Development of a Model of Synergistic Effects Between Deterioration Mechanisms and Damage in Woven Glass Fiber Reinforced Polymeric Composite Structure

Abstract

Abstract The adoption of fossil-based hydrocarbon polymer composites has been successful in both the automotive and aircraft industries, and is rapidly expanding into buildings and civil infrastructure. One challenge to broader adoption of polymer composites in buildings and civil infrastructure is a limited ability to model the synergistic effects of the combined physical/chemical processes of environmental exposure and mechanical loading. Unlike other building materials, long-term experience and field performance data of polymer composites in buildings and civil infrastructure applications does not exist. The first and largest composite building system used in a high-rise exterior in the US is the facade of the San Francisco Museum of Modern Art (SFMOMA) completed in 2015. Since historical, experience-based service life models for composite building applications are not available, it is crucial to build multiphysical-based models in order to predict composite service life performance on a semi-centennial or centennial time scale. This paper uses a parametrically homogenized deterioration model to hierarchical model the thermo-chemical-mechanical degradation at the structural length scale and proposes this computational model as a component to complete a new multi-physics-based service life prediction framework.

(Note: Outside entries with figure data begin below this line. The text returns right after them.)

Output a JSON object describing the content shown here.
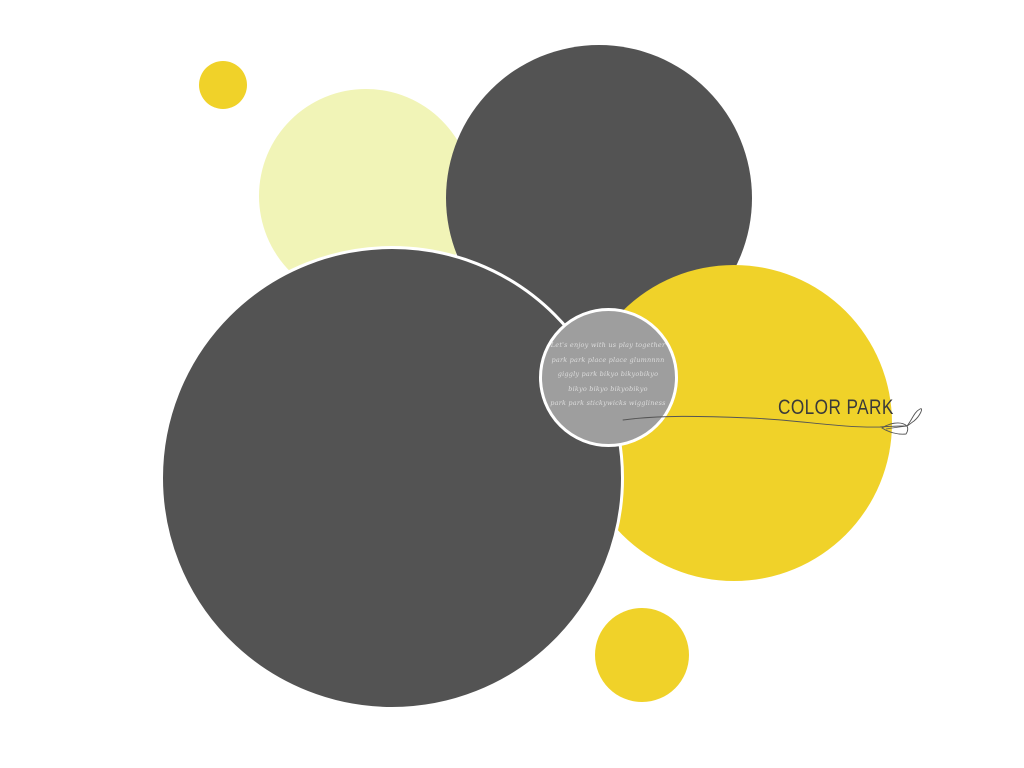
{
  "colors": {
    "background": "#ffffff",
    "dark": "#535353",
    "yellow": "#f0d229",
    "pale_yellow": "#f1f4b7",
    "gray": "#9e9e9e",
    "light_text": "#dcdcdc",
    "title_text": "#3a3a3a",
    "stroke": "#ffffff",
    "line": "#555555"
  },
  "brand": {
    "title": "COLOR  PARK"
  },
  "blurb": {
    "lines": [
      "Let's enjoy with us play together",
      "park park place place glumnnnn",
      "giggly park bikyo bikyobikyo",
      "bikyo bikyo bikyobikyo",
      "park park stickywicks wiggliness"
    ]
  },
  "decorations": {
    "circles": [
      "small-yellow-dot",
      "pale-yellow-circle",
      "dark-top-circle",
      "yellow-right-circle",
      "dark-big-circle",
      "gray-center-circle",
      "yellow-bottom-dot"
    ],
    "ornament": "leaf-swirl-line-icon"
  }
}
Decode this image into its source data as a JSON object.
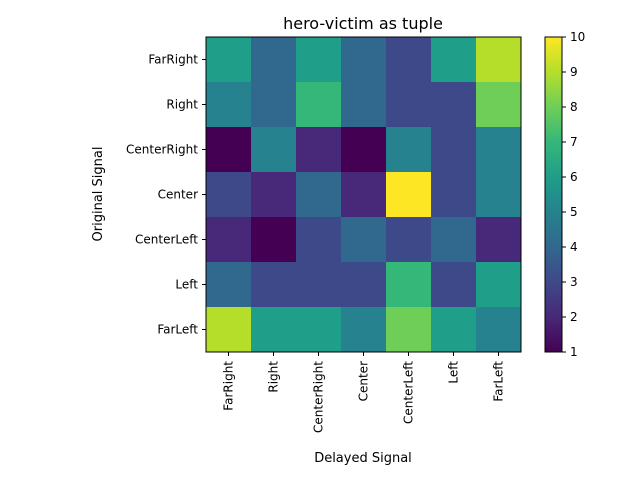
{
  "chart_data": {
    "type": "heatmap",
    "title": "hero-victim as tuple",
    "xlabel": "Delayed Signal",
    "ylabel": "Original Signal",
    "x_categories": [
      "FarRight",
      "Right",
      "CenterRight",
      "Center",
      "CenterLeft",
      "Left",
      "FarLeft"
    ],
    "y_categories": [
      "FarRight",
      "Right",
      "CenterRight",
      "Center",
      "CenterLeft",
      "Left",
      "FarLeft"
    ],
    "values": [
      [
        6,
        4,
        6,
        4,
        3,
        6,
        9
      ],
      [
        5,
        4,
        7,
        4,
        3,
        3,
        8
      ],
      [
        1,
        5,
        2,
        1,
        5,
        3,
        5
      ],
      [
        3,
        2,
        4,
        2,
        10,
        3,
        5
      ],
      [
        2,
        1,
        3,
        4,
        3,
        4,
        2
      ],
      [
        4,
        3,
        3,
        3,
        7,
        3,
        6
      ],
      [
        9,
        6,
        6,
        5,
        8,
        6,
        5
      ]
    ],
    "colorbar": {
      "min": 1,
      "max": 10,
      "ticks": [
        "1",
        "2",
        "3",
        "4",
        "5",
        "6",
        "7",
        "8",
        "9",
        "10"
      ]
    },
    "colormap": "viridis",
    "grid": false
  }
}
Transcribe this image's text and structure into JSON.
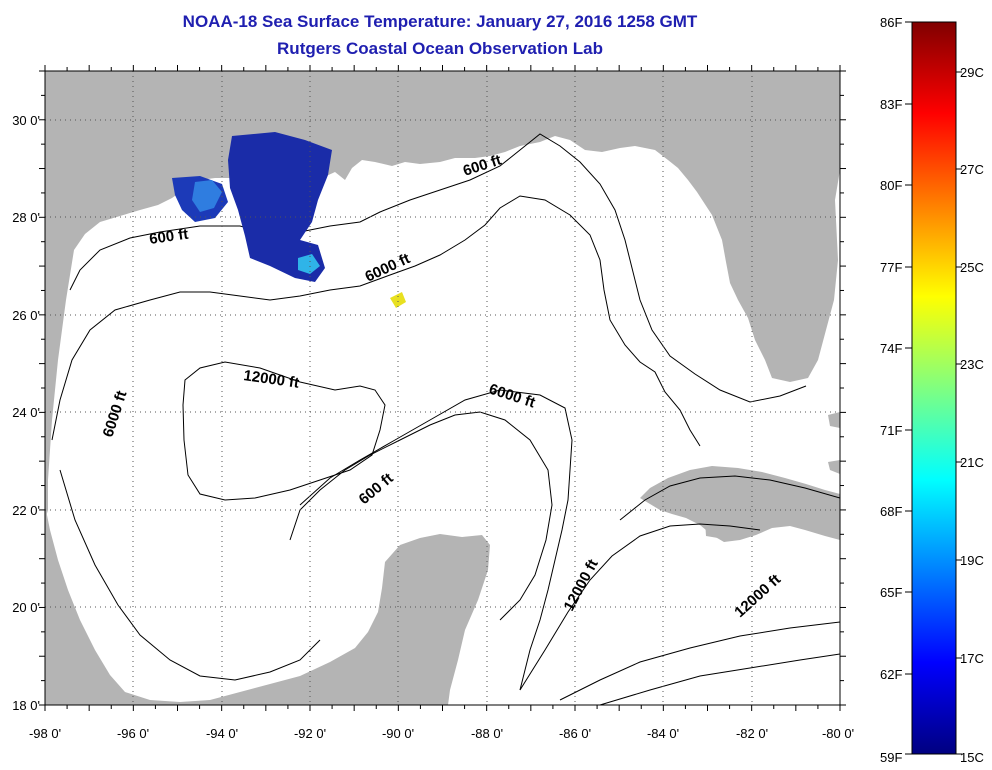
{
  "title": "NOAA-18 Sea Surface Temperature:  January 27, 2016 1258 GMT",
  "subtitle": "Rutgers Coastal Ocean Observation Lab",
  "map": {
    "lon_range": [
      -98,
      -80
    ],
    "lat_range": [
      18,
      31
    ],
    "lon_ticks": [
      "-98 0'",
      "-96 0'",
      "-94 0'",
      "-92 0'",
      "-90 0'",
      "-88 0'",
      "-86 0'",
      "-84 0'",
      "-82 0'",
      "-80 0'"
    ],
    "lat_ticks": [
      "18 0'",
      "20 0'",
      "22 0'",
      "24 0'",
      "26 0'",
      "28 0'",
      "30 0'"
    ],
    "land_color": "#b4b4b4",
    "water_color": "#ffffff",
    "grid": "dotted",
    "contour_labels": [
      "600 ft",
      "600 ft",
      "6000 ft",
      "6000 ft",
      "12000 ft",
      "6000 ft",
      "600 ft",
      "12000 ft",
      "12000 ft"
    ]
  },
  "colorbar": {
    "fahrenheit_labels": [
      "86F",
      "83F",
      "80F",
      "77F",
      "74F",
      "71F",
      "68F",
      "65F",
      "62F",
      "59F"
    ],
    "celsius_labels": [
      "29C",
      "27C",
      "25C",
      "23C",
      "21C",
      "19C",
      "17C",
      "15C"
    ],
    "colors": [
      "#800000",
      "#ff0000",
      "#ff8000",
      "#ffff00",
      "#80ff80",
      "#00ffff",
      "#0080ff",
      "#0000ff",
      "#000080"
    ]
  }
}
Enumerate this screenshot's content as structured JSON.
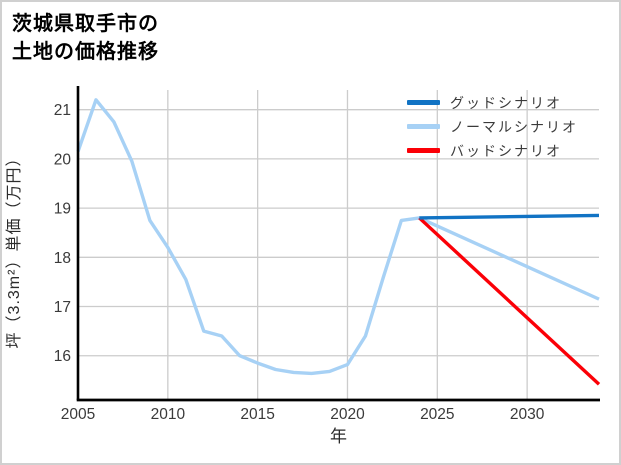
{
  "title": "茨城県取手市の\n土地の価格推移",
  "chart_data": {
    "type": "line",
    "title": "茨城県取手市の土地の価格推移",
    "xlabel": "年",
    "ylabel": "坪（3.3m²）単価（万円）",
    "xlim": [
      2005,
      2034
    ],
    "ylim": [
      15.1,
      21.4
    ],
    "x_ticks": [
      2005,
      2010,
      2015,
      2020,
      2025,
      2030
    ],
    "y_ticks": [
      16,
      17,
      18,
      19,
      20,
      21
    ],
    "grid": true,
    "grid_color": "#cccccc",
    "axis_color": "#000000",
    "tick_label_color": "#3a3a3a",
    "legend_position": "upper right",
    "series": [
      {
        "name": "グッドシナリオ",
        "color": "#1173c4",
        "x": [
          2024,
          2034
        ],
        "values": [
          18.8,
          18.85
        ]
      },
      {
        "name": "ノーマルシナリオ",
        "color": "#a7d1f5",
        "x": [
          2005,
          2006,
          2007,
          2008,
          2009,
          2010,
          2011,
          2012,
          2013,
          2014,
          2015,
          2016,
          2017,
          2018,
          2019,
          2020,
          2021,
          2022,
          2023,
          2024,
          2034
        ],
        "values": [
          20.15,
          21.2,
          20.75,
          19.95,
          18.75,
          18.2,
          17.55,
          16.5,
          16.4,
          16.0,
          15.85,
          15.72,
          15.66,
          15.64,
          15.68,
          15.82,
          16.4,
          17.6,
          18.75,
          18.8,
          17.15
        ]
      },
      {
        "name": "バッドシナリオ",
        "color": "#fb0007",
        "x": [
          2024,
          2034
        ],
        "values": [
          18.8,
          15.42
        ]
      }
    ]
  }
}
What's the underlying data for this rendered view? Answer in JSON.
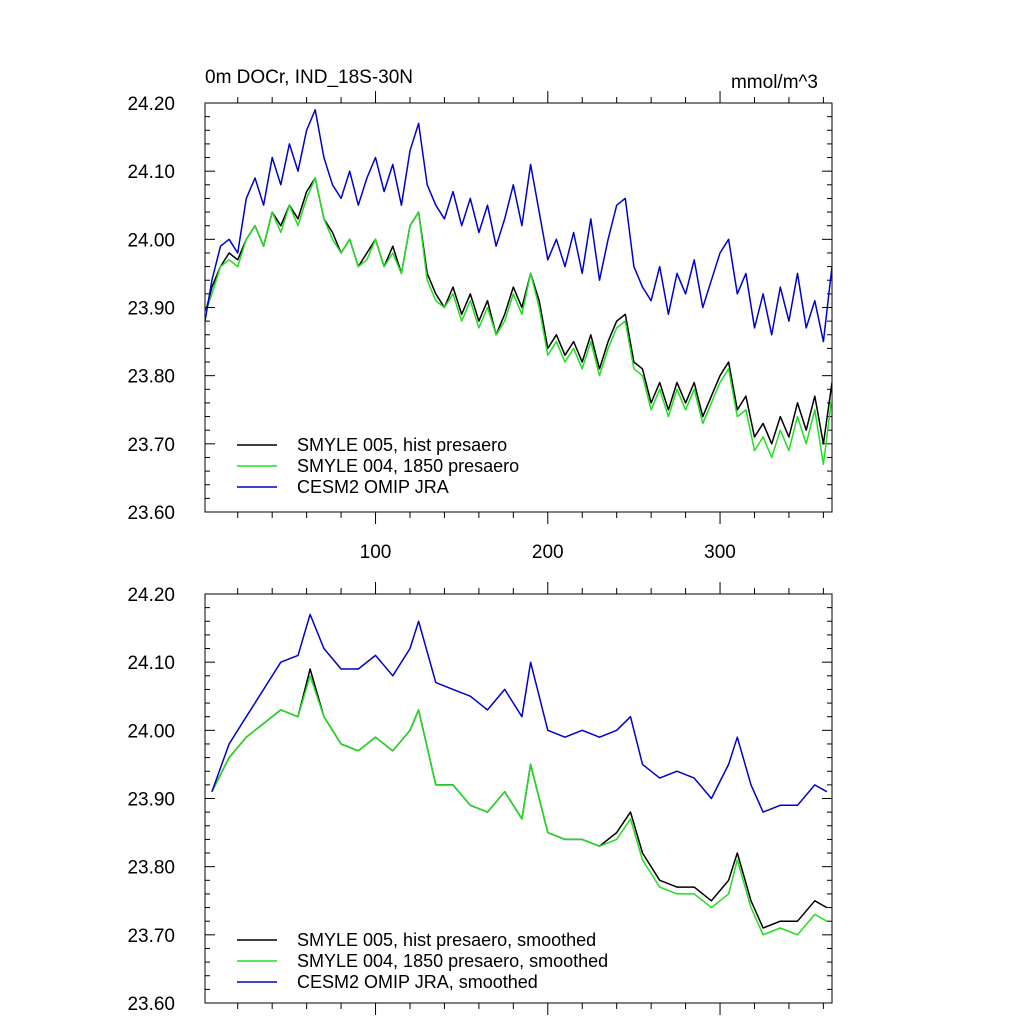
{
  "figure": {
    "title_left": "0m DOCr, IND_18S-30N",
    "title_right": "mmol/m^3"
  },
  "chart_data": [
    {
      "type": "line",
      "panel": "raw",
      "xlim": [
        1,
        365
      ],
      "ylim": [
        23.6,
        24.2
      ],
      "y_ticks": [
        23.6,
        23.7,
        23.8,
        23.9,
        24.0,
        24.1,
        24.2
      ],
      "y_tick_labels": [
        "23.60",
        "23.70",
        "23.80",
        "23.90",
        "24.00",
        "24.10",
        "24.20"
      ],
      "x_ticks": [
        100,
        200,
        300
      ],
      "x_tick_labels": [
        "100",
        "200",
        "300"
      ],
      "legend_position": "bottom-left",
      "series": [
        {
          "name": "SMYLE 005, hist presaero",
          "color": "#000000",
          "x": [
            1,
            5,
            10,
            15,
            20,
            25,
            30,
            35,
            40,
            45,
            50,
            55,
            60,
            65,
            70,
            75,
            80,
            85,
            90,
            95,
            100,
            105,
            110,
            115,
            120,
            125,
            130,
            135,
            140,
            145,
            150,
            155,
            160,
            165,
            170,
            175,
            180,
            185,
            190,
            195,
            200,
            205,
            210,
            215,
            220,
            225,
            230,
            235,
            240,
            245,
            250,
            255,
            260,
            265,
            270,
            275,
            280,
            285,
            290,
            295,
            300,
            305,
            310,
            315,
            320,
            325,
            330,
            335,
            340,
            345,
            350,
            355,
            360,
            365
          ],
          "values": [
            23.89,
            23.93,
            23.96,
            23.98,
            23.97,
            24.0,
            24.02,
            23.99,
            24.04,
            24.02,
            24.05,
            24.03,
            24.07,
            24.09,
            24.03,
            24.01,
            23.98,
            24.0,
            23.96,
            23.98,
            24.0,
            23.96,
            23.99,
            23.95,
            24.02,
            24.04,
            23.95,
            23.92,
            23.9,
            23.93,
            23.89,
            23.92,
            23.88,
            23.91,
            23.86,
            23.89,
            23.93,
            23.9,
            23.95,
            23.91,
            23.84,
            23.86,
            23.83,
            23.85,
            23.82,
            23.86,
            23.81,
            23.85,
            23.88,
            23.89,
            23.82,
            23.81,
            23.76,
            23.79,
            23.75,
            23.79,
            23.76,
            23.79,
            23.74,
            23.77,
            23.8,
            23.82,
            23.75,
            23.77,
            23.71,
            23.73,
            23.7,
            23.74,
            23.71,
            23.76,
            23.72,
            23.77,
            23.7,
            23.79
          ]
        },
        {
          "name": "SMYLE 004, 1850 presaero",
          "color": "#22dd22",
          "x": [
            1,
            5,
            10,
            15,
            20,
            25,
            30,
            35,
            40,
            45,
            50,
            55,
            60,
            65,
            70,
            75,
            80,
            85,
            90,
            95,
            100,
            105,
            110,
            115,
            120,
            125,
            130,
            135,
            140,
            145,
            150,
            155,
            160,
            165,
            170,
            175,
            180,
            185,
            190,
            195,
            200,
            205,
            210,
            215,
            220,
            225,
            230,
            235,
            240,
            245,
            250,
            255,
            260,
            265,
            270,
            275,
            280,
            285,
            290,
            295,
            300,
            305,
            310,
            315,
            320,
            325,
            330,
            335,
            340,
            345,
            350,
            355,
            360,
            365
          ],
          "values": [
            23.89,
            23.92,
            23.96,
            23.97,
            23.96,
            24.0,
            24.02,
            23.99,
            24.04,
            24.01,
            24.05,
            24.02,
            24.06,
            24.09,
            24.03,
            24.0,
            23.98,
            24.0,
            23.96,
            23.97,
            24.0,
            23.96,
            23.98,
            23.95,
            24.02,
            24.04,
            23.94,
            23.91,
            23.9,
            23.92,
            23.88,
            23.91,
            23.87,
            23.9,
            23.86,
            23.88,
            23.92,
            23.89,
            23.95,
            23.9,
            23.83,
            23.85,
            23.82,
            23.84,
            23.81,
            23.85,
            23.8,
            23.84,
            23.87,
            23.88,
            23.81,
            23.8,
            23.75,
            23.78,
            23.74,
            23.78,
            23.75,
            23.78,
            23.73,
            23.76,
            23.79,
            23.81,
            23.74,
            23.75,
            23.69,
            23.71,
            23.68,
            23.72,
            23.69,
            23.74,
            23.7,
            23.75,
            23.67,
            23.77
          ]
        },
        {
          "name": "CESM2 OMIP JRA",
          "color": "#0000cc",
          "x": [
            1,
            5,
            10,
            15,
            20,
            25,
            30,
            35,
            40,
            45,
            50,
            55,
            60,
            65,
            70,
            75,
            80,
            85,
            90,
            95,
            100,
            105,
            110,
            115,
            120,
            125,
            130,
            135,
            140,
            145,
            150,
            155,
            160,
            165,
            170,
            175,
            180,
            185,
            190,
            195,
            200,
            205,
            210,
            215,
            220,
            225,
            230,
            235,
            240,
            245,
            250,
            255,
            260,
            265,
            270,
            275,
            280,
            285,
            290,
            295,
            300,
            305,
            310,
            315,
            320,
            325,
            330,
            335,
            340,
            345,
            350,
            355,
            360,
            365
          ],
          "values": [
            23.88,
            23.94,
            23.99,
            24.0,
            23.98,
            24.06,
            24.09,
            24.05,
            24.12,
            24.08,
            24.14,
            24.1,
            24.16,
            24.19,
            24.12,
            24.08,
            24.06,
            24.1,
            24.05,
            24.09,
            24.12,
            24.07,
            24.11,
            24.05,
            24.13,
            24.17,
            24.08,
            24.05,
            24.03,
            24.07,
            24.02,
            24.06,
            24.01,
            24.05,
            23.99,
            24.03,
            24.08,
            24.02,
            24.11,
            24.04,
            23.97,
            24.0,
            23.96,
            24.01,
            23.95,
            24.03,
            23.94,
            24.0,
            24.05,
            24.06,
            23.96,
            23.93,
            23.91,
            23.96,
            23.89,
            23.95,
            23.92,
            23.97,
            23.9,
            23.94,
            23.98,
            24.0,
            23.92,
            23.95,
            23.87,
            23.92,
            23.86,
            23.93,
            23.88,
            23.95,
            23.87,
            23.91,
            23.85,
            23.96
          ]
        }
      ]
    },
    {
      "type": "line",
      "panel": "smoothed",
      "xlim": [
        1,
        365
      ],
      "ylim": [
        23.6,
        24.2
      ],
      "y_ticks": [
        23.6,
        23.7,
        23.8,
        23.9,
        24.0,
        24.1,
        24.2
      ],
      "y_tick_labels": [
        "23.60",
        "23.70",
        "23.80",
        "23.90",
        "24.00",
        "24.10",
        "24.20"
      ],
      "x_ticks": [
        100,
        200,
        300
      ],
      "x_tick_labels": [],
      "legend_position": "bottom-left",
      "series": [
        {
          "name": "SMYLE 005, hist presaero, smoothed",
          "color": "#000000",
          "x": [
            5,
            15,
            25,
            35,
            45,
            55,
            62,
            70,
            80,
            90,
            100,
            110,
            120,
            125,
            135,
            145,
            155,
            165,
            175,
            185,
            190,
            200,
            210,
            220,
            230,
            240,
            248,
            255,
            265,
            275,
            285,
            295,
            305,
            310,
            318,
            325,
            335,
            345,
            355,
            362
          ],
          "values": [
            23.91,
            23.96,
            23.99,
            24.01,
            24.03,
            24.02,
            24.09,
            24.02,
            23.98,
            23.97,
            23.99,
            23.97,
            24.0,
            24.03,
            23.92,
            23.92,
            23.89,
            23.88,
            23.91,
            23.87,
            23.95,
            23.85,
            23.84,
            23.84,
            23.83,
            23.85,
            23.88,
            23.82,
            23.78,
            23.77,
            23.77,
            23.75,
            23.78,
            23.82,
            23.75,
            23.71,
            23.72,
            23.72,
            23.75,
            23.74
          ]
        },
        {
          "name": "SMYLE 004, 1850 presaero, smoothed",
          "color": "#22dd22",
          "x": [
            5,
            15,
            25,
            35,
            45,
            55,
            62,
            70,
            80,
            90,
            100,
            110,
            120,
            125,
            135,
            145,
            155,
            165,
            175,
            185,
            190,
            200,
            210,
            220,
            230,
            240,
            248,
            255,
            265,
            275,
            285,
            295,
            305,
            310,
            318,
            325,
            335,
            345,
            355,
            362
          ],
          "values": [
            23.91,
            23.96,
            23.99,
            24.01,
            24.03,
            24.02,
            24.08,
            24.02,
            23.98,
            23.97,
            23.99,
            23.97,
            24.0,
            24.03,
            23.92,
            23.92,
            23.89,
            23.88,
            23.91,
            23.87,
            23.95,
            23.85,
            23.84,
            23.84,
            23.83,
            23.84,
            23.87,
            23.81,
            23.77,
            23.76,
            23.76,
            23.74,
            23.76,
            23.81,
            23.74,
            23.7,
            23.71,
            23.7,
            23.73,
            23.72
          ]
        },
        {
          "name": "CESM2 OMIP JRA, smoothed",
          "color": "#0000cc",
          "x": [
            5,
            15,
            25,
            35,
            45,
            55,
            62,
            70,
            80,
            90,
            100,
            110,
            120,
            125,
            135,
            145,
            155,
            165,
            175,
            185,
            190,
            200,
            210,
            220,
            230,
            240,
            248,
            255,
            265,
            275,
            285,
            295,
            305,
            310,
            318,
            325,
            335,
            345,
            355,
            362
          ],
          "values": [
            23.91,
            23.98,
            24.02,
            24.06,
            24.1,
            24.11,
            24.17,
            24.12,
            24.09,
            24.09,
            24.11,
            24.08,
            24.12,
            24.16,
            24.07,
            24.06,
            24.05,
            24.03,
            24.06,
            24.02,
            24.1,
            24.0,
            23.99,
            24.0,
            23.99,
            24.0,
            24.02,
            23.95,
            23.93,
            23.94,
            23.93,
            23.9,
            23.95,
            23.99,
            23.92,
            23.88,
            23.89,
            23.89,
            23.92,
            23.91
          ]
        }
      ]
    }
  ]
}
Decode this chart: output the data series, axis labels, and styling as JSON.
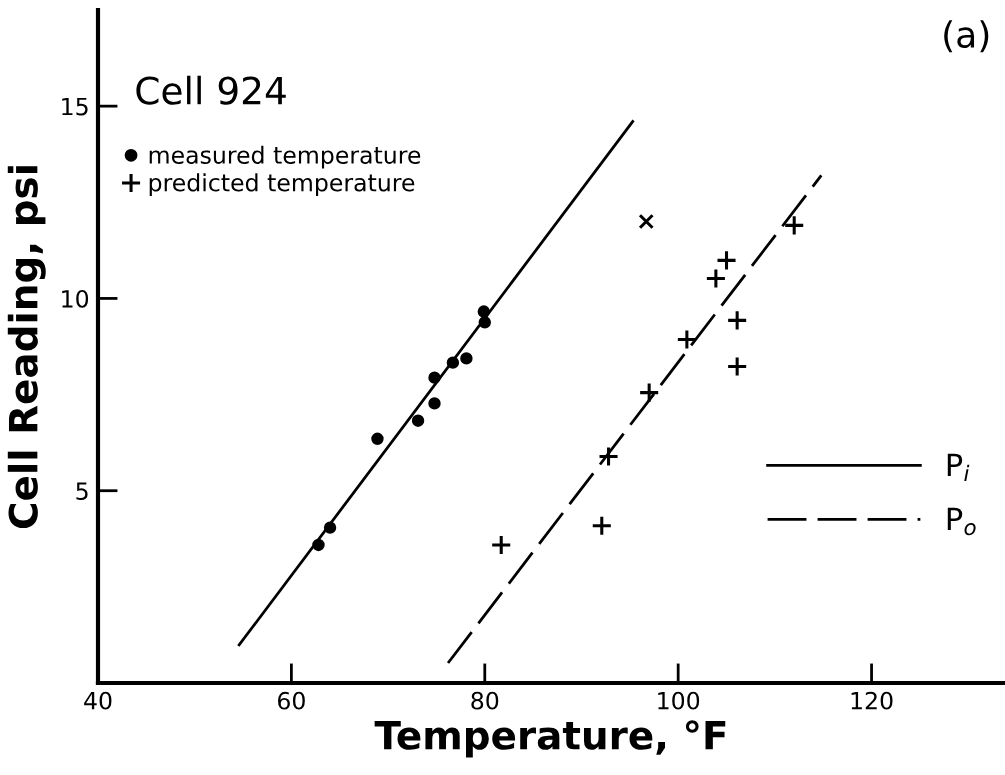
{
  "chart_data": {
    "type": "scatter",
    "title": "Cell 924",
    "xlabel": "Temperature, °F",
    "ylabel": "Cell Reading, psi",
    "xlim": [
      40,
      133.8
    ],
    "ylim": [
      0,
      17.5
    ],
    "xticks": [
      40,
      60,
      80,
      100,
      120
    ],
    "yticks": [
      5,
      10,
      15
    ],
    "grid": false,
    "legend": "top left",
    "series": [
      {
        "name": "measured temperature",
        "marker": "circle",
        "color": "#000000",
        "x": [
          79.9,
          80.0,
          76.7,
          78.1,
          74.8,
          74.8,
          73.1,
          68.9,
          64.0,
          62.8
        ],
        "values": [
          9.66,
          9.38,
          8.33,
          8.44,
          7.94,
          7.27,
          6.82,
          6.35,
          4.04,
          3.59
        ]
      },
      {
        "name": "predicted temperature",
        "marker": "cross",
        "color": "#000000",
        "x": [
          112.0,
          105.0,
          103.9,
          106.1,
          106.1,
          100.9,
          97.0,
          92.8,
          92.1,
          81.7
        ],
        "values": [
          11.9,
          10.99,
          10.52,
          9.43,
          8.23,
          8.93,
          7.55,
          5.89,
          4.09,
          3.59
        ]
      },
      {
        "marker": "x",
        "color": "#000000",
        "x": [
          96.7
        ],
        "values": [
          12.0
        ]
      },
      {
        "name": "P$_{i}$",
        "type": "line",
        "line_style": "solid",
        "color": "#000000",
        "x": [
          54.6,
          95.3
        ],
        "values": [
          0.99,
          14.6
        ]
      },
      {
        "name": "P$_{o}$",
        "type": "line",
        "line_style": "dashed",
        "color": "#000000",
        "x": [
          76.2,
          114.8
        ],
        "values": [
          0.52,
          13.2
        ]
      }
    ],
    "annotations": [
      "(a)"
    ]
  }
}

This effort consists of three steps: (i) use the theory of synergistic effects between ultraviolet exposure and moisture exposure degradation processes developed by the authors to generate a residual, deterioration-induced damage variable field, (ii) implement the residual damage field as the initiation of a continuum damage model (CDM) at structure length scale, and (iii) recreate one 3D façade plate of the SFMOMA and perform parametric damage analysis.